Für Turbulenzen im Nationalrat hat am Freitag der Neos-Abgeordnete Veit Dengler gesorgt. Er kündigte an, das Budgetkapitel zur Parteienförderung nicht mittragen zu wollen, und beantragte eine getrennte Abstimmung über den entsprechenden Abschnitt des Doppelbudgets. Wie die Heute berichtet, soll es sich dabei um einen Alleingang handeln. Weder der eigene Parlamentsklub noch die Koalitionspartner sollen vorab informiert worden sein.
Dengler begründet seinen Vorstoß mit der Höhe der staatlichen Parteienförderung in Österreich. Diese sei im internationalen Vergleich nicht mehr vertretbar. Nach seinen Angaben belaufen sich die öffentlichen Mittel für Parteien auf rund 340 Millionen Euro. Österreich liege damit deutlich über anderen europäischen Staaten. Pro Wahlberechtigtem sei die Förderung viermal so hoch wie in Belgien, dem zweitgroßzügigsten Land, und rund fünfmal so hoch wie der EU-Durchschnitt.
„Parteien-Kartell“
Aus Sicht des Neos-Mandatars verschaffe das den etablierten Parteien einen erheblichen Wettbewerbsvorteil. Er sprach von einem „Parteien-Kartell“, das neue politische Kräfte benachteilige.
Mit dem Antrag auf getrennte Abstimmung will Dengler erreichen, dass Abgeordnete gezielt gegen das Budgetkapitel zur Parteienförderung stimmen können, ohne das gesamte Budgetpaket ablehnen zu müssen.

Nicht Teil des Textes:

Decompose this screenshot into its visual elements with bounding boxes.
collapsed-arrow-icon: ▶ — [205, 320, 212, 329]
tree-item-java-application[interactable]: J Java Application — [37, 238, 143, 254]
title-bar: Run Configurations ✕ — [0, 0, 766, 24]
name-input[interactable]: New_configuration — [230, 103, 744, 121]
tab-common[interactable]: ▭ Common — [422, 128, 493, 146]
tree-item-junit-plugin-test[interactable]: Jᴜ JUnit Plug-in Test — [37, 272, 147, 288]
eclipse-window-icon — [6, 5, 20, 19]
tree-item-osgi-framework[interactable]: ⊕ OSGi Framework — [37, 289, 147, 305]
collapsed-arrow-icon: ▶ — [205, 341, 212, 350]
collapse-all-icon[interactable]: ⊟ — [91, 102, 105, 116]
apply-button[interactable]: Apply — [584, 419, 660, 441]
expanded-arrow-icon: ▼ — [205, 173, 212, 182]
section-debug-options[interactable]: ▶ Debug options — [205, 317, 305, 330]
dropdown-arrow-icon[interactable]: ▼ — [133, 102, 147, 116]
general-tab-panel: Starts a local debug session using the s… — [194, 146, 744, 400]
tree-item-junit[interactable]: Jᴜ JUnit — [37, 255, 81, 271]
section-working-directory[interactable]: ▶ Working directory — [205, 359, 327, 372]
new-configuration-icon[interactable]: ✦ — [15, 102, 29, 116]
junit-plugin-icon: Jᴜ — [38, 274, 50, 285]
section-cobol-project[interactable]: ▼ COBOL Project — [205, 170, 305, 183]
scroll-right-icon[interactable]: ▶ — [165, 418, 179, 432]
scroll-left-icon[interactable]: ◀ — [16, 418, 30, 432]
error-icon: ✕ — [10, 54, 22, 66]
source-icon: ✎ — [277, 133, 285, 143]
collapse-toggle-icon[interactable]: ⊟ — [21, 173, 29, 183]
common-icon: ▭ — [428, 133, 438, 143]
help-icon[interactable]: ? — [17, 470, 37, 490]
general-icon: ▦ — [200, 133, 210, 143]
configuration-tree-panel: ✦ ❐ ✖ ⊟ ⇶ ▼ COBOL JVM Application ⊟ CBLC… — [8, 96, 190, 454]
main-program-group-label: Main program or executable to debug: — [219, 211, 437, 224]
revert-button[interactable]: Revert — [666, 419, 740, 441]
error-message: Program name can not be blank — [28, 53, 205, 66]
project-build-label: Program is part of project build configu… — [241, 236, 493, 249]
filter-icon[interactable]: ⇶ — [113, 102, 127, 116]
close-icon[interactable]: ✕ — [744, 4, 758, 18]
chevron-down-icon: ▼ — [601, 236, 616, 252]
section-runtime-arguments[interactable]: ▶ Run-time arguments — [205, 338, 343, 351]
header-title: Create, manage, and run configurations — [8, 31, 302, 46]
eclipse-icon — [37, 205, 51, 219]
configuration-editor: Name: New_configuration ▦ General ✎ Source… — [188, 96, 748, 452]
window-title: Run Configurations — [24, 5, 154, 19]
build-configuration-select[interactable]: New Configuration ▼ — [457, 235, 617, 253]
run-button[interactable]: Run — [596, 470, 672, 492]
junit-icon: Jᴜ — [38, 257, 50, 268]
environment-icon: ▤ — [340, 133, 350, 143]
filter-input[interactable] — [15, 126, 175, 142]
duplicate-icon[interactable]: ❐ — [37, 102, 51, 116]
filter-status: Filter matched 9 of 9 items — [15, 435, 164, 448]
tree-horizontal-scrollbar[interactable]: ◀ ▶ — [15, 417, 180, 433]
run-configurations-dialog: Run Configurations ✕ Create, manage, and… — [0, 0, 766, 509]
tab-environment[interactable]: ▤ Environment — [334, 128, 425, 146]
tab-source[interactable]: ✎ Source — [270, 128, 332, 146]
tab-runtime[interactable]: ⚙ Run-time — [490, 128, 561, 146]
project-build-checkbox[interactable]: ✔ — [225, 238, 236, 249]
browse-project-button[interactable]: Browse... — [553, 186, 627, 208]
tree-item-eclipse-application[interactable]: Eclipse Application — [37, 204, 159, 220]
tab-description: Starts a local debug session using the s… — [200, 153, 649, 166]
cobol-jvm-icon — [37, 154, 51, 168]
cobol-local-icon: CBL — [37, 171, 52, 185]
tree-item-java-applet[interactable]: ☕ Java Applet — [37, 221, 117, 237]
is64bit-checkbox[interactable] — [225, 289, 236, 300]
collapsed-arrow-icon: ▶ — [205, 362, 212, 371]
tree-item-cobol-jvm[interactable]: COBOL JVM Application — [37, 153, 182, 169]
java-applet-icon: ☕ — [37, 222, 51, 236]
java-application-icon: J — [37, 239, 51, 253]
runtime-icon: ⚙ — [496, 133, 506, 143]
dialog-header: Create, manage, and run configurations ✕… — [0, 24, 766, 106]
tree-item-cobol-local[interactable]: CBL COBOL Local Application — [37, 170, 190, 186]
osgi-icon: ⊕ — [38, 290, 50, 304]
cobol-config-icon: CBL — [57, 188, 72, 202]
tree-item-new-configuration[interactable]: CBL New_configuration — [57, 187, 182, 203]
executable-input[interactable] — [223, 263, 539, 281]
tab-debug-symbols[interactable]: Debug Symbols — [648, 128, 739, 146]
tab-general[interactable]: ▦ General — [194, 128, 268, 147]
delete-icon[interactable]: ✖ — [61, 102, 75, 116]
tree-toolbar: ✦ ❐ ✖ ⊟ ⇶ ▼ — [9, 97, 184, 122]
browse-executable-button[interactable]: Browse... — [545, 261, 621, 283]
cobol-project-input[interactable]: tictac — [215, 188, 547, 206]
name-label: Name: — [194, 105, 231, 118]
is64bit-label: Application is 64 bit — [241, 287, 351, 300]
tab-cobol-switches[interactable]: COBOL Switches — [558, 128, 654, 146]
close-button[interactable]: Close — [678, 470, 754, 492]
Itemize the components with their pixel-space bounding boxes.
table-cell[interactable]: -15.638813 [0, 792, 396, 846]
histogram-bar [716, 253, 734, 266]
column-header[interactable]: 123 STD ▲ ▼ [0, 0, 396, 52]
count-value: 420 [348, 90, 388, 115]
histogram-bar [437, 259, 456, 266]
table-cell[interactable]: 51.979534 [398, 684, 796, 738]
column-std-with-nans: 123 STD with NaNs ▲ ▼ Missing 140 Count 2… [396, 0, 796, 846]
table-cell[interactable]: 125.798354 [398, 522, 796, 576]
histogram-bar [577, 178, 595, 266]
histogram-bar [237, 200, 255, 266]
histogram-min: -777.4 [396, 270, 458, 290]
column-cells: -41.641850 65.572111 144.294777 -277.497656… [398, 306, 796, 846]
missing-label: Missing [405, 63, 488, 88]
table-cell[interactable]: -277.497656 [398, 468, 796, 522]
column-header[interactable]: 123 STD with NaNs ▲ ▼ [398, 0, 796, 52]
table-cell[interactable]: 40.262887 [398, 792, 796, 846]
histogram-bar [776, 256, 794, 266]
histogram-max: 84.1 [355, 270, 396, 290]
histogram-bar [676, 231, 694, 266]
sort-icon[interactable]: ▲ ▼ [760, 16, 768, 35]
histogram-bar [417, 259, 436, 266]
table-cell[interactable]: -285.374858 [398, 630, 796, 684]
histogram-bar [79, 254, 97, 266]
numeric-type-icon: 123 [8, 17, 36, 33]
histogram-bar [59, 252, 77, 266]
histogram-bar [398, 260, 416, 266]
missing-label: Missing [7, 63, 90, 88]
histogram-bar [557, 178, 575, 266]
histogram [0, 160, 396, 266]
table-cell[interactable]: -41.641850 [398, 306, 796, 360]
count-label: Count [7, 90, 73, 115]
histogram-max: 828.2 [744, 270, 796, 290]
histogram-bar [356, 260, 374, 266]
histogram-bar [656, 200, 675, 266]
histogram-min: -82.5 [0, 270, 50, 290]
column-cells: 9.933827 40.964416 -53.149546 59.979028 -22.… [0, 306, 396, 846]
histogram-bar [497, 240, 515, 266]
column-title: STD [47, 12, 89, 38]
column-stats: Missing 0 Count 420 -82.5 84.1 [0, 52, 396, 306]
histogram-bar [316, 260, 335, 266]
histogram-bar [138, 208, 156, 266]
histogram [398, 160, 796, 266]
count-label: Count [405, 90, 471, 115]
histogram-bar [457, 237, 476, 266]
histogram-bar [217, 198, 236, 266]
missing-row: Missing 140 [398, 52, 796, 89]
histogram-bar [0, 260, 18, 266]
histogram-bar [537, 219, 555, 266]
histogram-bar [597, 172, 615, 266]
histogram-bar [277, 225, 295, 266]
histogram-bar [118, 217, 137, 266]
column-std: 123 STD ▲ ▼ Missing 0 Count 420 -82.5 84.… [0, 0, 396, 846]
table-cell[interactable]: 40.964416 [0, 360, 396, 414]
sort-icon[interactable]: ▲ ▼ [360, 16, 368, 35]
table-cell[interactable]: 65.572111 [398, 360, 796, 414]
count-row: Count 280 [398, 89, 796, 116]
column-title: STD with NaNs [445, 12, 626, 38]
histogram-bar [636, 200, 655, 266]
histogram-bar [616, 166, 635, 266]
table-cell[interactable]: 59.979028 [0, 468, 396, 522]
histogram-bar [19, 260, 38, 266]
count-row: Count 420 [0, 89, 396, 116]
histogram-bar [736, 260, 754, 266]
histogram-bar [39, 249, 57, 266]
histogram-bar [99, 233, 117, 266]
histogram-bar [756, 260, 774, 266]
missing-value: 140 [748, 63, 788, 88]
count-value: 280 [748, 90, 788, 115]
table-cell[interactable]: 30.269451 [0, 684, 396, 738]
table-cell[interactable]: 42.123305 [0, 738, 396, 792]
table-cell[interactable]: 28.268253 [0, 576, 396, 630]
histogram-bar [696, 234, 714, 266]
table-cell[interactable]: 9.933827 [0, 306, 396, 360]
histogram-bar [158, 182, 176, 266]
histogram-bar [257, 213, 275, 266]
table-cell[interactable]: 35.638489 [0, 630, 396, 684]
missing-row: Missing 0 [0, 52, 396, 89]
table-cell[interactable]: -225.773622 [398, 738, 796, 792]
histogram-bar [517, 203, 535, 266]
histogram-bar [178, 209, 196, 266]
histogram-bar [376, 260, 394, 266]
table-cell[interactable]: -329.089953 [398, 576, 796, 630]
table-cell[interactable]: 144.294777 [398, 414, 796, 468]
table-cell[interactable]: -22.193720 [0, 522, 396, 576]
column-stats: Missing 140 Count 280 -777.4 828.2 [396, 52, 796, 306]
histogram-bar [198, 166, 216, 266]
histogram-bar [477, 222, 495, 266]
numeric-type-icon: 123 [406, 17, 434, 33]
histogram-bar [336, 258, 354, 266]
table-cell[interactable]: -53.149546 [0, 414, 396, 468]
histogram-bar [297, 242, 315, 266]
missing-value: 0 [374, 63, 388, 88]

Ob der Vorstoß auch Auswirkungen auf die Schlussabstimmung über das Doppelbudget haben wird, ist derzeit offen. Sollte Dengler am Ende das Gesamtbudget ablehnen, wäre dies ein ungewöhnlicher Vorgang innerhalb der Regierungskoalition aus ÖVP, SPÖ und Neos. Politisch dürfte die Abstimmung jedenfalls genau beobachtet werden, da sie Spannungen innerhalb der pinken Regierungspartei sichtbar macht.